NRW Chief Executive Officer and Managing Director Jules Pemberton said:
“Growth is expected to continue as a result of increasing expenditure on Infrastructure projects at state and federal level, demand for commodities remaining strong and as a consequence of the recently announced Primero acquisition.
“Working closely with the Primero team since the acquisition announcement has confirmed the opportunities to expand our Minerals, Energy & Technologies (MET) specialised capabilities which will provide leverage for the combined expertise to pursue new business initiatives across a large pipeline of opportunities.
“The addition of Primero to the MET business represents a further diversification of our strategic platform to offer clients continuity of services across the whole lifecycle of resource projects – from early planning, design, development, construction to operations and maintenance.

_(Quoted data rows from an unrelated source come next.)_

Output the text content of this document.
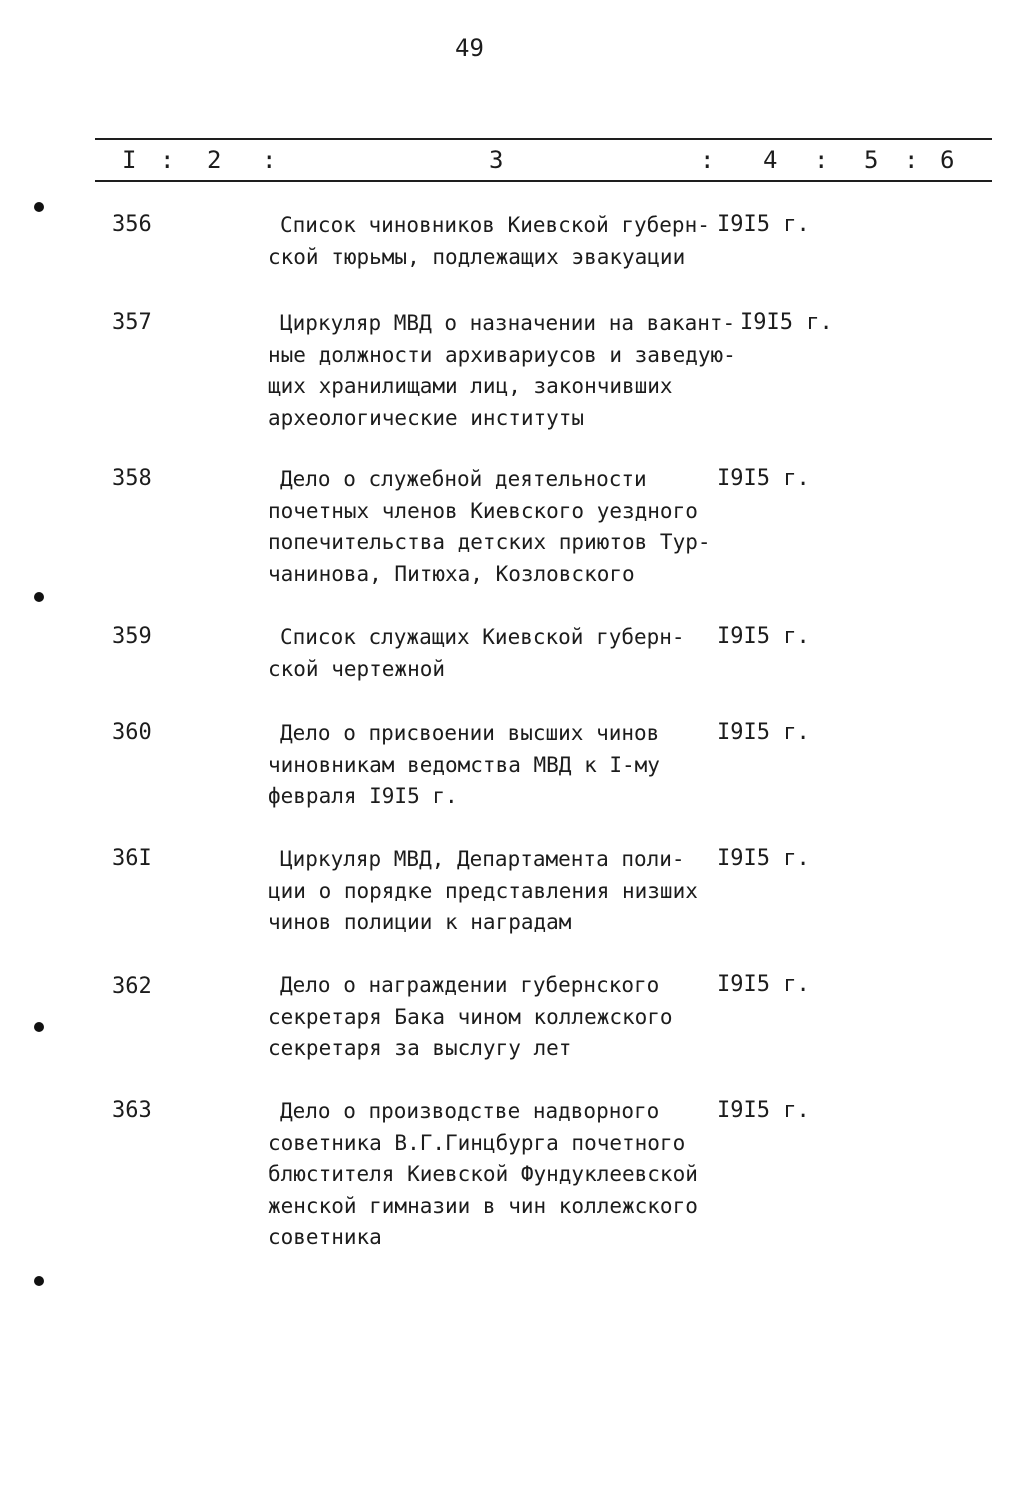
49
I : 2 :	3	: 4 : 5 : 6
356	Список чиновников Киевской губерн-
ской тюрьмы, подлежащих эвакуации
I9I5 г.
357	Циркуляр МВД о назначении на вакант-
ные должности архивариусов и заведую-
щих хранилищами лиц, закончивших
археологические институты
I9I5 г.
358	Дело о служебной деятельности
почетных членов Киевского уездного
попечительства детских приютов Тур-
чанинова, Питюха, Козловского
I9I5 г.
359	Список служащих Киевской губерн-
ской чертежной
I9I5 г.
360	Дело о присвоении высших чинов
чиновникам ведомства МВД к I-му
февраля I9I5 г.
I9I5 г.
36I	Циркуляр МВД, Департамента поли-
ции о порядке представления низших
чинов полиции к наградам
I9I5 г.
362	Дело о награждении губернского
секретаря Бака чином коллежского
секретаря за выслугу лет
I9I5 г.
363	Дело о производстве надворного
советника В.Г.Гинцбурга почетного
блюстителя Киевской Фундуклеевской
женской гимназии в чин коллежского
советника
I9I5 г.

“In addition, our exposure and now strengthened capability to participate in the future energy minerals and renewables sectors is also set to grow through Primero’s existing client base and significant future opportunities.”

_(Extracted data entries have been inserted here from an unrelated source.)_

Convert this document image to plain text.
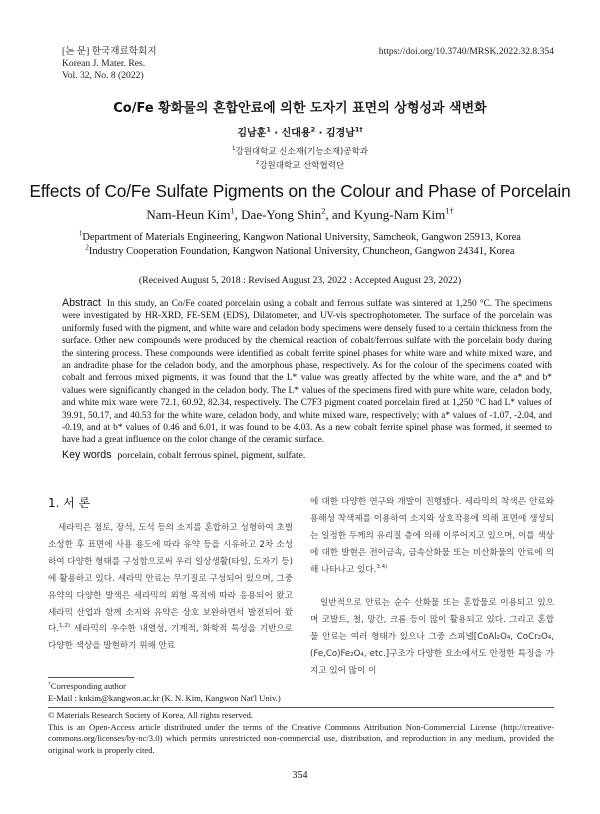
[논 문] 한국재료학회지
Korean J. Mater. Res.
Vol. 32, No. 8 (2022)
https://doi.org/10.3740/MRSK.2022.32.8.354
Co/Fe 황화물의 혼합안료에 의한 도자기 표면의 상형성과 색변화
김남훈$^1$ · 신대용$^2$ · 김경남$^{1\dagger}$
$^1$강원대학교 신소재(기능소재)공학과
$^2$강원대학교 산학협력단
Effects of Co/Fe Sulfate Pigments on the Colour and Phase of Porcelain
Nam-Heun Kim$^1$, Dae-Yong Shin$^2$, and Kyung-Nam Kim$^{1\dagger}$
$^1$Department of Materials Engineering, Kangwon National University, Samcheok, Gangwon 25913, Korea
$^2$Industry Cooperation Foundation, Kangwon National University, Chuncheon, Gangwon 24341, Korea
(Received August 5, 2018 : Revised August 23, 2022 : Accepted August 23, 2022)
Abstract In this study, an Co/Fe coated porcelain using a cobalt and ferrous sulfate was sintered at 1,250 °C. The specimens were investigated by HR-XRD, FE-SEM (EDS), Dilatometer, and UV-vis spectrophotometer. The surface of the porcelain was uniformly fused with the pigment, and white ware and celadon body specimens were densely fused to a certain thickness from the surface. Other new compounds were produced by the chemical reaction of cobalt/ferrous sulfate with the porcelain body during the sintering process. These compounds were identified as cobalt ferrite spinel phases for white ware and white mixed ware, and an andradite phase for the celadon body, and the amorphous phase, respectively. As for the colour of the specimens coated with cobalt and ferrous mixed pigments, it was found that the L* value was greatly affected by the white ware, and the a* and b* values were significantly changed in the celadon body. The L* values of the specimens fired with pure white ware, celadon body, and white mix ware were 72.1, 60.92, 82.34, respectively. The C7F3 pigment coated porcelain fired at 1,250 °C had L* values of 39.91, 50.17, and 40.53 for the white ware, celadon body, and white mixed ware, respectively; with a* values of -1.07, -2.04, and -0.19, and at b* values of 0.46 and 6.01, it was found to be 4.03. As a new cobalt ferrite spinel phase was formed, it seemed to have had a great influence on the color change of the ceramic surface.
Key words porcelain, cobalt ferrous spinel, pigment, sulfate.
1. 서 론
세라믹은 점토, 장석, 도석 등의 소지를 혼합하고 성형하여 초벌 소성한 후 표면에 사용 용도에 따라 유약 등을 시유하고 2차 소성 하여 다양한 형태를 구성함으로써 우리 일상생활(타일, 도자기 등)에 활용하고 있다. 세라믹 안료는 무기질로 구성되어 있으며, 그중 유약의 다양한 발색은 세라믹의 외형 목적에 따라 응용되어 왔고 세라믹 산업과 함께 소지와 유약은 상호 보완하면서 발전되어 왔다.$^{1,2)}$ 세라믹의 우수한 내열성, 기계적, 화학적 특성을 기반으로 다양한 색상을 발현하기 위해 안료
에 대한 다양한 연구와 개발이 진행됐다. 세라믹의 착색은 안료와 용해성 착색제를 이용하여 소지와 상호작용에 의해 표면에 생성되는 일정한 두께의 유리질 층에 의해 이루어지고 있으며, 이를 색상에 대한 발현은 전이금속, 금속산화물 또는 비산화물의 안료에 의해 나타나고 있다.$^{3,4)}$
일반적으로 안료는 순수 산화물 또는 혼합물로 이용되고 있으며 코발트, 철, 망간, 크롬 등이 많이 활용되고 있다. 그리고 혼합물 안료는 여러 형태가 있으나 그중 스피넬[CoAl₂O₄, CoCr₂O₄, (Fe,Co)Fe₂O₄, etc.]구조가 다양한 요소에서도 안정한 특징을 가지고 있어 많이 이
†Corresponding author
E-Mail : knkim@kangwon.ac.kr (K. N. Kim, Kangwon Nat'l Univ.)
© Materials Research Society of Korea, All rights reserved.
This is an Open-Access article distributed under the terms of the Creative Commons Attribution Non-Commercial License (http://creative-commons.org/licenses/by-nc/3.0) which permits unrestricted non-commercial use, distribution, and reproduction in any medium, provided the original work is properly cited.
354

The Order Pipeline remains strong with the potential for further Infrastructure projects to be accelerated as part of joint federal and state priorities to address the economic consequences of COVID-19. The Pipeline of tenders and prospects expected to be awarded in the next 12 months has increased to $14.1B of which circa $5B are currently submitted tenders. Order Intake in the half was just over $1B generating an order book at the end of December of circa $2.8B. Primero has an order book of circa $165M and holds preferred EPC contractor status across multiple projects totalling around $1B.
NRW is maintaining its forecast revenue of between $2.2B to $2.3B for FY21. The lower end of this range is now covered with secured work.
Interim dividend and updated dividend policy
The Board of Directors has agreed an updated dividend policy which recognises that the Company whilst delivering on its growth objectives through a number of strategic acquisitions has at the same time demonstrated continued strong cash generation. The Board has concluded that in future the dividend payout ratio will be 40% to 60% of Normalised Net earnings, (Net Earnings excluding non-cash amortisation of intangibles and non-recurring transactions). In establishing this policy, the Board has reserved its position to direct available cash to meet strategic investments if the capital structure of those investments is best met from own funds.
Given the importance of the BGC and Primero acquisitions over the last 12 months priority was given to ensuring appropriate liquidity to support both growth from the acquisitions and organic growth.
The Directors have declared an interim dividend for the six months ended 31 December 2020 of 4 cents per share which compares to 2.5 cents per share declared in the prior comparative period. The dividend will be fully franked and will be paid on 8 April 2021.